- Born: January 22, 1866 Kingdom of Bavaria
- Died: January 21, 1941 (aged 74) Valley Stream, New York, U.S.
- Known for: Peter Luger Steak House

= Peter Luger =

German chef and restaurateur

Peter Luger (January 22, 1866 – January 21, 1941) was a German chef and restaurateur, who founded Peter Luger Steak House in 1887.

==Early life==
Peter Luger was born in the Kingdom of Bavaria, which became part of the German Empire when he was around 4. He immigrated to the United States when he was 13 years old. He lived in Brooklyn.

==Restaurant business==
In 1887, Peter opened a pool hall and bowling alley with his nephew Carl in Williamsburg, Brooklyn, called "Carl Luger's Café, Billiards and Bowling Alley". Peter transformed the building into a steak house and renamed it to Peter Luger Steak House. Peter was known for his serious demeanor and was present almost every evening. He created a "no-frills" atmosphere in his restaurant.

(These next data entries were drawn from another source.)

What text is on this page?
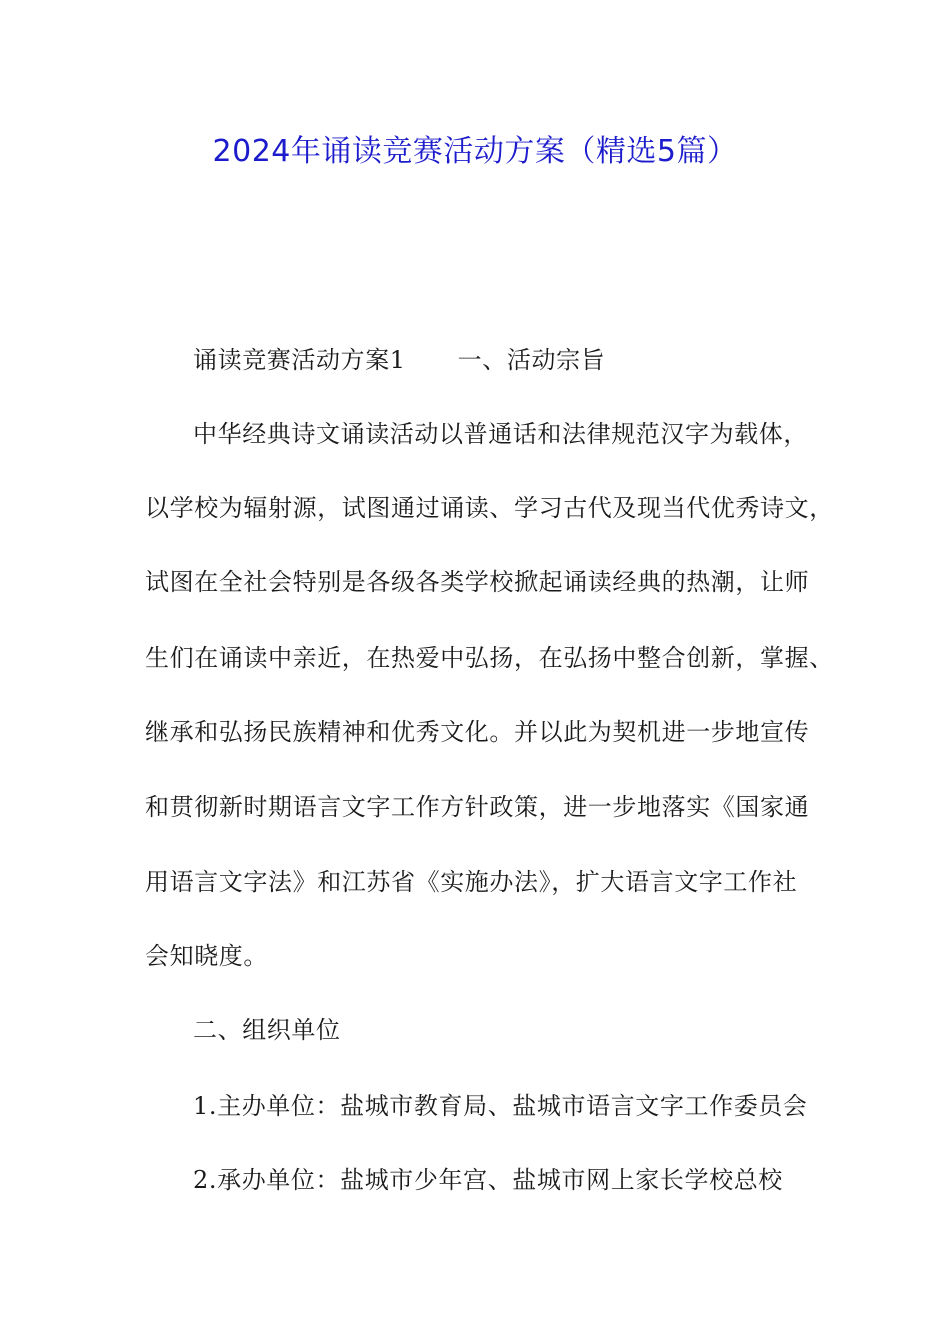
2024年诵读竞赛活动方案（精选5篇）
诵读竞赛活动方案1 一、活动宗旨
中华经典诗文诵读活动以普通话和法律规范汉字为载体，
以学校为辐射源，试图通过诵读、学习古代及现当代优秀诗文，
试图在全社会特别是各级各类学校掀起诵读经典的热潮，让师
生们在诵读中亲近，在热爱中弘扬，在弘扬中整合创新，掌握、
继承和弘扬民族精神和优秀文化。并以此为契机进一步地宣传
和贯彻新时期语言文字工作方针政策，进一步地落实《国家通
用语言文字法》和江苏省《实施办法》，扩大语言文字工作社
会知晓度。
二、组织单位
1.主办单位：盐城市教育局、盐城市语言文字工作委员会
2.承办单位：盐城市少年宫、盐城市网上家长学校总校
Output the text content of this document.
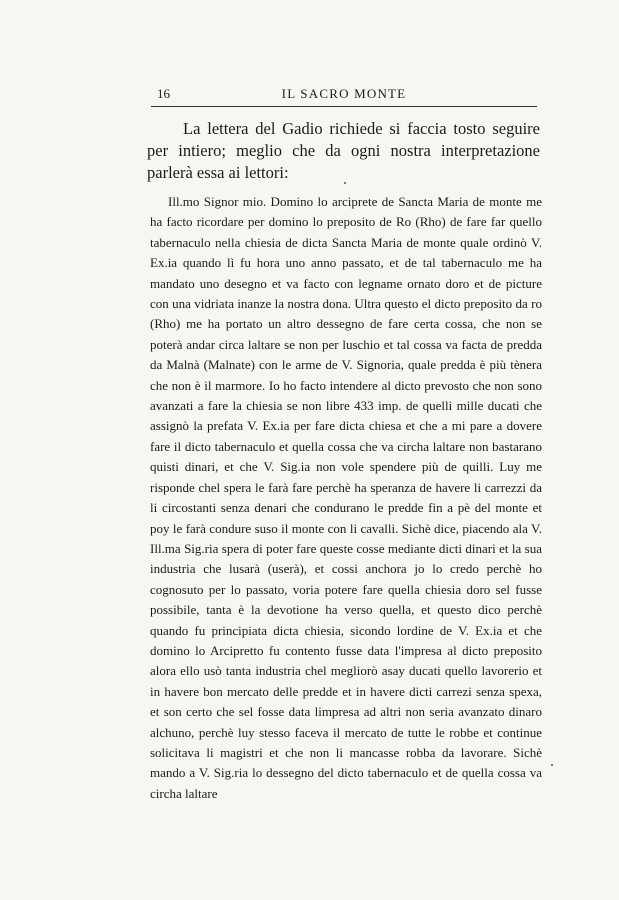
16	IL SACRO MONTE

La lettera del Gadio richiede si faccia tosto seguire per intiero; meglio che da ogni nostra interpretazione parlerà essa ai lettori:

Ill.mo Signor mio. Domino lo arciprete de Sancta Maria de monte me ha facto ricordare per domino lo preposito de Ro (Rho) de fare far quello tabernaculo nella chiesia de dicta Sancta Maria de monte quale ordinò V. Ex.ia quando lì fu hora uno anno passato, et de tal tabernaculo me ha mandato uno desegno et va facto con legname ornato doro et de picture con una vidriata inanze la nostra dona. Ultra questo el dicto preposito da ro (Rho) me ha portato un altro dessegno de fare certa cossa, che non se poterà andar circa laltare se non per luschio et tal cossa va facta de predda da Malnà (Malnate) con le arme de V. Signoria, quale predda è più tènera che non è il marmore. Io ho facto intendere al dicto prevosto che non sono avanzati a fare la chiesia se non libre 433 imp. de quelli mille ducati che assignò la prefata V. Ex.ia per fare dicta chiesa et che a mi pare a dovere fare il dicto tabernaculo et quella cossa che va circha laltare non bastarano quisti dinari, et che V. Sig.ia non vole spendere più de quilli. Luy me risponde chel spera le farà fare perchè ha speranza de havere li carrezzi da li circostanti senza denari che condurano le predde fin a pè del monte et poy le farà condure suso il monte con li cavalli. Sichè dice, piacendo ala V. Ill.ma Sig.ria spera di poter fare queste cosse mediante dicti dinari et la sua industria che lusarà (userà), et cossi anchora jo lo credo perchè ho cognosuto per lo passato, voria potere fare quella chiesia doro sel fusse possibile, tanta è la devotione ha verso quella, et questo dico perchè quando fu principiata dicta chiesia, sicondo lordine de V. Ex.ia et che domino lo Arcipretto fu contento fusse data l'impresa al dicto preposito alora ello usò tanta industria chel megliorò asay ducati quello lavorerio et in havere bon mercato delle predde et in havere dicti carrezi senza spexa, et son certo che sel fosse data limpresa ad altri non seria avanzato dinaro alchuno, perchè luy stesso faceva il mercato de tutte le robbe et continue solicitava li magistri et che non li mancasse robba da lavorare. Sichè mando a V. Sig.ria lo dessegno del dicto tabernaculo et de quella cossa va circha laltare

Other sources say it was his father Carl that founded the original business and nephew Carl was the chef when Peter inherited the business after his father's death.

==Death==
Luger died on January 21, 1941, one day before his 75th birthday, after suffering a heart attack at the Long Island Rail Road station in Valley Stream, where Luger had opened another restaurant. Upon his death, Luger left a $241,806 estate. Ownership of the restaurant passed to his son Frederick Luger. Frederick was unable to maintain the quality of steak his father served and sold the failing business to longtime customer Sol Forman, who owned a metalware store across the street. Forman restored the restaurant to its original prestige.